Ken Loach: The Wind That Shakes The Barley
• The Wind That Shakes The Barley WINS Palme d’Or
• Reviews from Britain and Ireland
When Mairtin & I swapped a couple of emails when he told me he was going to Cannes, I was very excited. Because Ken Loach is a hero to Ireland. And he’s a hero for Britain.
The late eighties in Ireland were ugly. It was a long time since Pope John Paul II had begged on his knees in Ireland to the men of violence. And the hunger strikes and the dignity of Bobby Sands were years past.
Nobody knew the Republic would be experiencing a tiger economy in a matter of years, or that the ceasefire to end all ceasefires was on the way.
Instead Sinn Fein were gagged. On television you heard actors’ voices, if you heard anything, and public debate involving their elected representatives did not freely take place. I recall one comedy sketch which had a Sinn Fein representative being interviewed but before answering each question he would inhale helium from a balloon. (UPDATE: And HERE it is)
Talking with Sinn Fein, let alone attempting to represent their views, would bring abuse to you in heaps. John Hume was villified for talking to Gerry Adams in attempts that were ultimately to kick start the ‘peace process’ and lead to the 1994 ceasefire, and a Nobel Peace Prize for Hume
We’d been used to all kinds of obscenities when it came to violence, but the late eighties took us past so many former taboos.
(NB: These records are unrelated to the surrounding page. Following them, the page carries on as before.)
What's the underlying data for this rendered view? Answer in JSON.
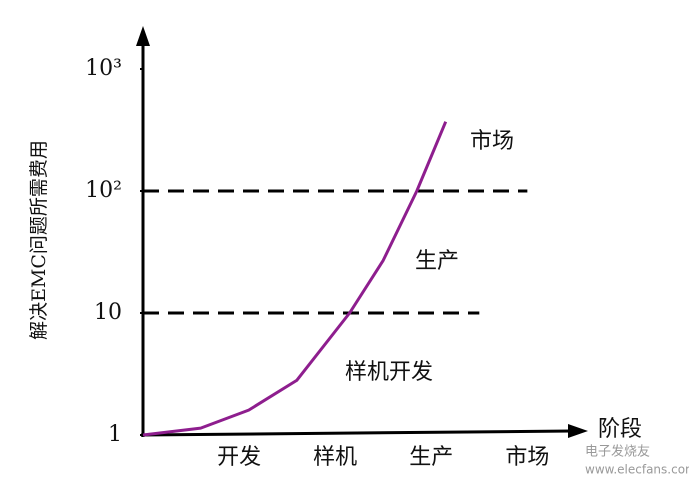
{
  "chart_data": {
    "type": "line",
    "y_label": "解决EMC问题所需费用",
    "x_label": "阶段",
    "log_scale_y": true,
    "ylim": [
      1,
      1900
    ],
    "yticks": [
      1,
      10,
      {
        "value": 100,
        "label": "10²"
      },
      {
        "value": 1000,
        "label": "10³"
      }
    ],
    "xlim": [
      0,
      4.6
    ],
    "xticks": [
      {
        "value": 1,
        "label": "开发"
      },
      {
        "value": 2,
        "label": "样机"
      },
      {
        "value": 3,
        "label": "生产"
      },
      {
        "value": 4,
        "label": "市场"
      }
    ],
    "series": [
      {
        "color": "#8e1e8e",
        "x": [
          0,
          0.6,
          1.1,
          1.6,
          2.15,
          2.5,
          2.85,
          3.15
        ],
        "values": [
          1,
          1.14,
          1.6,
          2.8,
          10,
          27,
          100,
          370
        ]
      }
    ],
    "reference_lines": [
      {
        "y": 10,
        "x": [
          0,
          3.5
        ]
      },
      {
        "y": 100,
        "x": [
          0,
          4
        ]
      }
    ],
    "annotations": [
      "市场",
      "生产",
      "样机开发"
    ],
    "watermark": [
      "电子发烧友",
      "www.elecfans.com"
    ]
  }
}
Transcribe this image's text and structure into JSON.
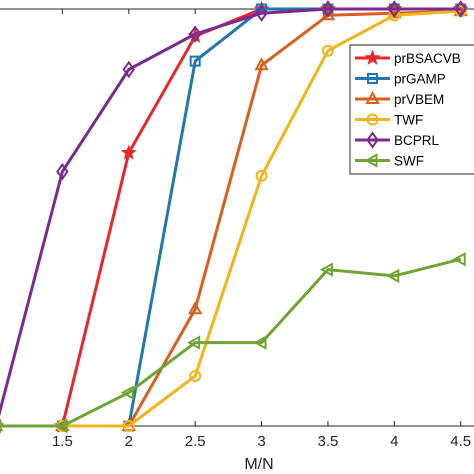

Memorial services and funerals were no longer off-limits. I spent a couple of those years in England, and routinely received abuse and discrimination because of my accent.
In response to the Ango-Irish Agreement of 1985 Loyalist groups killed more than Republicans but the outside world and the British all clamoured for the IRA alone to stop. Meanwhile the SAS summarily executed whoever they deemed guilty before crimes were even committed, and the RUC continued with the aid of British intelligence to wage their own war of terror.
Deputy Chief Constable John Stalker of the Greater Manchester Police was removed from his position in charge of the inquiry into the shoot-to-kill policy. And of course he was pilloried by the British press. And so the obscenity of the pretence of law and order continued.
From this mess of whispered questions came Ken Loach to make a movie. Ken Loach had an impeccable pedigree in television grounded in social realism, and had made possibly the greatest british movie ever in Kes, the story of a boy and a kestral in the working-class north of England.
Hidden Agenda dealt with Ireland and its politics when neither Ireland nor Britain would talk about Ireland and its politics, nor even allow talk about it. Frances McDormand and Brian Cox star in an excellent film about collusion between the security forces of the state and sectarian murder gangs.
Loach suffered for making this film, and yet as the ongoing controversy over the murder of Belfast lawyer Pat Finucane shows, Loach’s political thriller was always on the money.
And now Ken Loach has made a film about Ireland’s War of Independence and following Civil War. And again he gets abuse in the British press for daring to represent a view that disagreed with that of British governing.
Loach makes great films, as the British BAFTA awards recently recognized, and he does them from the ground up. Social realism might mean he does not enter the world of Frank Capra’s fantasy, but watch Kes and tell me it’s not an absolutely magical evocation of childhood, all the more so because of the realism.
For the British who don’t pay attention, they might finally learn something albeit 85 years too late. And for the Irish who revise history to say we had a Civil War over the partition of Ireland, they might be reminded that we didn’t - we had a Civil War over connections to the Crown. The Wind That Shakes The Barley is likely to tell a true tragic story of a people and those who would govern them, that we still feel the reverbarations of today.
See also:
• US Irish Film Office, Cannes, and The Tudors
• Irish Tax Movie Breaks Approved by EC
• Magical Movie Music Moment
• Articles on The Wind That Shakes The Barley
• The BBC Shakes The Barley
• Cillian Murphy is not Irish Actor
• The Irish Gay Icon Who Shot Michael Collins
Handy Irish Phrase: Is í an dias is troime is ísle a chromas a cheann (The heaviest ear of grain bends its head the lowest)
Hidden Agenda was excellent. Did you ever see Divorcing Jack?
Alas no I haven’t, despite long being a huge fan of David Thewlis. Doubtless I’ll get to see it some day at the Kansas City Irish Film Festival.